Unit 01 Lab 1: Git

Part 1: Overview

Learning outcomes

What is git?

Git is a free and open source distributed version control system designed to handle everything from small to very large projects with speed and efficiency.

What is a git repository?

A repository is simply a place where the history of your work is stored. It often lives in a .git subdirectory of your working copy - a copy of the most recent state of the files you’re working on.

Git in IST 718

The way we are going to use Git is mostly for easy access to the datasets and for easily providing everyone the correct versions of the datasets on any machine. The repository used in this lab is a public repository, stored on the GitHub website [https://github.com]. Anyone with the repository’s url can access it.

Before You Begin

Before you start this activity:

Part 2: Walk-Though

Cloning an existing Git repository

You can get a Git project using two main approaches. The first clones an existing Git repository from another server. The second takes an existing project or directory and imports it into Git.

From your Hadoop-Client:

  1. Launch Browser. Go to https://github.com/mafudge/datasets
    gifhub screenshot
  2. Click on the Clone or Download button as shown above. Copy the link given there
  3. Launch a terminal window. Make sure you are in your home directory, type:
    $ cd ~
    then type:
    $ pwd
    to verify it is /home/ischool
  4. To clone a repository we use the git clone command. Enter the following into the terminal window:
    $ git clone https://github.com/mafudge/datasets.git
    The above command will clone the said repository into the datasets folder, where you have all the datasets that are stored on the github server copied into your Hadoop-Client.
  5. Let’s verify you have cloned successfully. First move into the datasets folder, type:
    $ cd datasets
  6. List the contents of the directory:
    $ ls -l
    You should see folders similar to this screenshot:
    datasets folders
    NOTE: the folder may vary from the screenshot as new data sets are always being added.

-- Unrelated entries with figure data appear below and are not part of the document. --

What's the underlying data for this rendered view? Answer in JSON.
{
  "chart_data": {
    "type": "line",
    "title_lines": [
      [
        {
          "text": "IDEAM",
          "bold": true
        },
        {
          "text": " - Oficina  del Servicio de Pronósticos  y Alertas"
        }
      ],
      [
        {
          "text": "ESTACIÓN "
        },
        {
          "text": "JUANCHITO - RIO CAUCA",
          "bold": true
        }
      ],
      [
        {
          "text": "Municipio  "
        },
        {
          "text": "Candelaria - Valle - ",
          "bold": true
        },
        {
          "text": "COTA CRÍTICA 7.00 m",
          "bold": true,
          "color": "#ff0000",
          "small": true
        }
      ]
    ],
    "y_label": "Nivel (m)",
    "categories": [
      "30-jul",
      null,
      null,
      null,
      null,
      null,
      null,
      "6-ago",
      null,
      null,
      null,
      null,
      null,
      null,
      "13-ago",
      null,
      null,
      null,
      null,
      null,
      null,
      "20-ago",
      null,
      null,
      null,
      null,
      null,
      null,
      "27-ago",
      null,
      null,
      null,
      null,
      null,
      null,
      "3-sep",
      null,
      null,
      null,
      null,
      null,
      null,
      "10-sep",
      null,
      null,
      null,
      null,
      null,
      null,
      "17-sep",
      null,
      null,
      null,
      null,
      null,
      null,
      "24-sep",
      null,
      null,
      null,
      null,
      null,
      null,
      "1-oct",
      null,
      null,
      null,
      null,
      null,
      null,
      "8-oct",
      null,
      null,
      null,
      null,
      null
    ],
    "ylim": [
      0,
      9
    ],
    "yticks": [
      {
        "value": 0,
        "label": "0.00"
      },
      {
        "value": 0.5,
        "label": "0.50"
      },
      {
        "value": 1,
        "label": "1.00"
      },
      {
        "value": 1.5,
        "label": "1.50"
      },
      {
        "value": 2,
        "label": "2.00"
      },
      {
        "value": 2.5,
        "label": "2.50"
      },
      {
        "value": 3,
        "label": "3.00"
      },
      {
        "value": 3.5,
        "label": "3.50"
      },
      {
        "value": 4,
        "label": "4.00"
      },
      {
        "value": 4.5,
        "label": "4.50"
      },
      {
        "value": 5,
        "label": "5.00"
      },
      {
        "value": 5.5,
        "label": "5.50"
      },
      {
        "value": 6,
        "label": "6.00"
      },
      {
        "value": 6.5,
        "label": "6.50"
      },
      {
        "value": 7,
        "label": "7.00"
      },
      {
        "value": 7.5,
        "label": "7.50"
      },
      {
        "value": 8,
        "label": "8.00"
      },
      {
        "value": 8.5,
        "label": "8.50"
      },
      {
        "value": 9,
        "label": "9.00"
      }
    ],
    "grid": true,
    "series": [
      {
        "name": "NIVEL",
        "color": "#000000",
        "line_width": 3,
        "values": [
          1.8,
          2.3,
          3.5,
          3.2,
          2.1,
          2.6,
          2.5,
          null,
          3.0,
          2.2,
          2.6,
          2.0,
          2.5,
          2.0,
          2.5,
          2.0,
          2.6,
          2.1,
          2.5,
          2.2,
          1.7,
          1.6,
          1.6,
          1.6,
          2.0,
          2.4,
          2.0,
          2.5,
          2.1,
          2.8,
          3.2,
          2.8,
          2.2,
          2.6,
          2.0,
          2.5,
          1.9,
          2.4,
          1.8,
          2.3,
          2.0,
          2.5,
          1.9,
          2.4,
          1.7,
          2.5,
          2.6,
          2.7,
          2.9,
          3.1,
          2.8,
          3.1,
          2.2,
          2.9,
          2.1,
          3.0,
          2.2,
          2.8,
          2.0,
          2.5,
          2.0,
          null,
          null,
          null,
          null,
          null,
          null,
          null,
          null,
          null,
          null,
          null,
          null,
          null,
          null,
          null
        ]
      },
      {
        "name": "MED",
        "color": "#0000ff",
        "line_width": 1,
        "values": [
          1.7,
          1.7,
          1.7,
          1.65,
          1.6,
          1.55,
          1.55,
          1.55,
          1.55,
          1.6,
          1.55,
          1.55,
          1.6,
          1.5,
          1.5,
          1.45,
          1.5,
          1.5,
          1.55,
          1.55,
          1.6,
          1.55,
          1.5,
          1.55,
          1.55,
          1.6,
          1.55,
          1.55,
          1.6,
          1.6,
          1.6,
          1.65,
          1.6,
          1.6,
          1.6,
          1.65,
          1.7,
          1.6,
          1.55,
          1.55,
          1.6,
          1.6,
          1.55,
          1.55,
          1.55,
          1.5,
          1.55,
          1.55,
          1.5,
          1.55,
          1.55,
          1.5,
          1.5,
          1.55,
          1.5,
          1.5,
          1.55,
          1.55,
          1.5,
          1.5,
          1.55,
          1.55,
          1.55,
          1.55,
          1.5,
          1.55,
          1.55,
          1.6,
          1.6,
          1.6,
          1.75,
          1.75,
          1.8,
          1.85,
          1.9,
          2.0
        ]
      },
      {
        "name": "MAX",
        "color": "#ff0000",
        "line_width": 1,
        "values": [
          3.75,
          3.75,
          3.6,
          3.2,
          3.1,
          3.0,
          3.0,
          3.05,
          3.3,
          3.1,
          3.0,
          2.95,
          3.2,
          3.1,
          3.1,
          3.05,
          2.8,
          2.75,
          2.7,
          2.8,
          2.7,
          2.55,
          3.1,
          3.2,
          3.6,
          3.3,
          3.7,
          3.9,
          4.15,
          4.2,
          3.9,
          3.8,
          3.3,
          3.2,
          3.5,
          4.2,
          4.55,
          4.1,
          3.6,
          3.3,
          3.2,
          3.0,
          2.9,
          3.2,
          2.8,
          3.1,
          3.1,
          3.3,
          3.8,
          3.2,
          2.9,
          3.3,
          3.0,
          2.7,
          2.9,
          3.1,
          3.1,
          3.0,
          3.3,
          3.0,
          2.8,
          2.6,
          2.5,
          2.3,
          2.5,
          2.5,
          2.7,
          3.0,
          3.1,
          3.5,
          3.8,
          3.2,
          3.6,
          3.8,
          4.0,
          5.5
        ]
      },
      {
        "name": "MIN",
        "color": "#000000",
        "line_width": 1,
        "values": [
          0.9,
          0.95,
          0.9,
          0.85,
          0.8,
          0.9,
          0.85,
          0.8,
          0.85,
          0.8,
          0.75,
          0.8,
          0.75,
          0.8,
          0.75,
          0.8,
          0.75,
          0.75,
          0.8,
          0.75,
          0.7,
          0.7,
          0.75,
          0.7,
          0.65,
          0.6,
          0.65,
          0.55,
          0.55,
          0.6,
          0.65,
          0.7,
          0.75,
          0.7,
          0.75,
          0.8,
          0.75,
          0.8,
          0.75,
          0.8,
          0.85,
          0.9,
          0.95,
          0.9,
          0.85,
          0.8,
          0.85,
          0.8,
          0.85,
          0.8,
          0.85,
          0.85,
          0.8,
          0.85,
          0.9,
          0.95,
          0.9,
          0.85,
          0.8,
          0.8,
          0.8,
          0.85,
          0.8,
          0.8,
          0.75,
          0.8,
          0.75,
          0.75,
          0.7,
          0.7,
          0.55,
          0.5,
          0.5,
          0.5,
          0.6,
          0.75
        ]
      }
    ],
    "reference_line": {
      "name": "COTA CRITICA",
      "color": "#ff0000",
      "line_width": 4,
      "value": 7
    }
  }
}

Updating the local Git repository (Pull)

One of the common things you’ll need to do is update your local datasets repository with the changes from the central repository on the GitHub website. To do this, we execute a git pull

From your Hadoop-Client:

  1. Launch a terminal window.
  2. Chane into the datasets directory off your home directory, type:
    $ cd ~/datasets
  3. Pull the changes from GitHub into your local repository type: $ git pull
    If there’s changes upstream those will be reflected locally. If everything’s current you’ll see the message Already up-to-date.

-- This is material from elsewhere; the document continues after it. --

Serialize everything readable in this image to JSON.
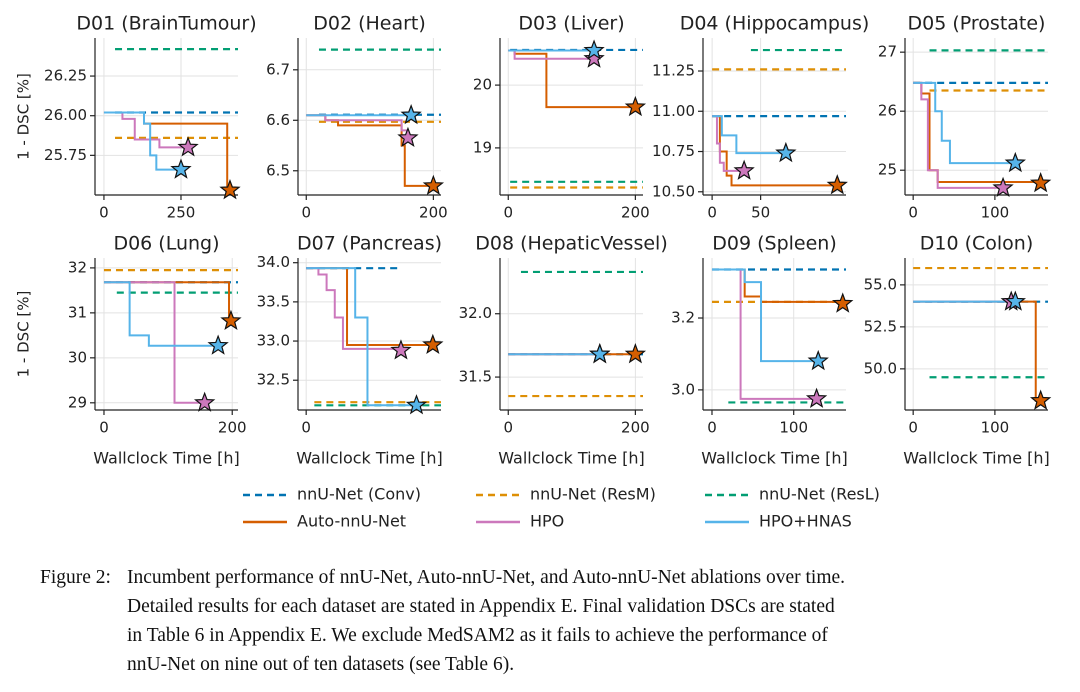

NOTE: Get in the habit of pulling the repository before you begin each lab. This will ensure you have the proper datasets before you begin work.

Help! My Pull Doesn’t work!?!

If you make changes to the local datasets repository which conflict with the remote repository on GitHub this will prevent you from pulling down changes. This is by design as typically when you’re working on code you don’t want other collaborators to overwrite your work. Since you’re not contributing changes to the datasets repository, we always want to overwrite our local copy with the remote.

In this case we issue this command:
$ git reset --hard
to undo any local file changes we’ve made in the repository. After we reset we can issue a git pull

More about Git

Test Yourself

  1. What is the command to clone a repository named me?
  2. How would you update a remote repository with the changes made to your project locally?
  3. How do you revert local changed to you can pull from a remote?